Eröffnet wurde die Bachwoche, wie jedes Jahr seit 1946, mit einem Clavichordkonzert in der St. Annenkapelle der Greifswalder Marienkirche. Das tischgroße Tasteninstrument klingt leise und fein - ein bewusster Kontrast zu den großen Konzertformaten. Annelise Pflugbeil, die Gründerin der Bachwoche, eröffnete das Festival bis ins hohe Alter mit diesen Konzerten. 2015 starb sie mit 97 Jahren. Mit den Clavichord-Konzerten ehrt der Festivalleiter sie bis heute. "Ich finde das auch deshalb so charmant, weil das Clavichord so zart klingt", sagt Dittmer. "Es steht im starken Kontrast zu den großen, prächtigen Konzerten. Dieses leise, konzentrierte Zuhören, das hat fast etwas von Understatement."
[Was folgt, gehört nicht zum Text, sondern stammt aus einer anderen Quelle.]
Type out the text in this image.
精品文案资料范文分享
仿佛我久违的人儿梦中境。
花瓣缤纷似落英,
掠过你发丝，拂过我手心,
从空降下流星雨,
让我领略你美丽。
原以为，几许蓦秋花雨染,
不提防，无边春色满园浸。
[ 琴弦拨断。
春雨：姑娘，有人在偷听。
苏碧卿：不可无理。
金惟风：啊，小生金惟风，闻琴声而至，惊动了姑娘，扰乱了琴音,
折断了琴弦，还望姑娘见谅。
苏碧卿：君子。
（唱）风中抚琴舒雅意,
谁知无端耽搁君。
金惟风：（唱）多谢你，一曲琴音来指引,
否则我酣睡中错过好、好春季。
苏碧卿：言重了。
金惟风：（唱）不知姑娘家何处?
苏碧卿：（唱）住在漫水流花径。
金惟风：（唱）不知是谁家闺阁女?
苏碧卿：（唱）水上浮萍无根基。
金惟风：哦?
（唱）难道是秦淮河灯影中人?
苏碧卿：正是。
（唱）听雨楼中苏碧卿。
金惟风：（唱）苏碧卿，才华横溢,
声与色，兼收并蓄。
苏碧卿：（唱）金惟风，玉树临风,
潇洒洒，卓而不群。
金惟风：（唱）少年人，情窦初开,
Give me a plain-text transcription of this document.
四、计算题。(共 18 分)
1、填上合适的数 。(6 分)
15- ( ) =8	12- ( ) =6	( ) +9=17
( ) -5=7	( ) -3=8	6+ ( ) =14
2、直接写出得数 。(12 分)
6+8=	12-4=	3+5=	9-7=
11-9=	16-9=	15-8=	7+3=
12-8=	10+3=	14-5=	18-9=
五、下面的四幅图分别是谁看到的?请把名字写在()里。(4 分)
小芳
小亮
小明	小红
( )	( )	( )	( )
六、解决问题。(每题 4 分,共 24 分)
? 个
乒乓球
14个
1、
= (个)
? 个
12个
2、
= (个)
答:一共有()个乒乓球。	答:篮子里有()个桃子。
"Ein Sahnestückchen nach dem anderen"
Wichtigste Aufführung der diesjährigen Bachwoche ist das Christus-Oratorium, das 21. Juni im Greifswalder Dom erklingt. Das Werk vereint Kompositionen von Johann Sebastian Bach, die er zur Ehre Gottes geschrieben hat, zusammengestellt zu einem neuen musikalischen Ganzen. Aufgeführt wird es vom Greifswalder Domchor, Solisten und dem Orchester der Greifswalder Bachwoche unter der Leitung von Frank Dittmer. "Es ist ein umwerfend tolles Stück", findet Dittmer. "Man hört da ein Sahnestückchen nach dem anderen. Es ist sogar eine Arie dabei wie 'Ich will nur dir zu Ehren leben' aus dem vierten Teil des Weihnachtsoratoriums, neben vielen anderen Höhepunkte aus Bachs Werk."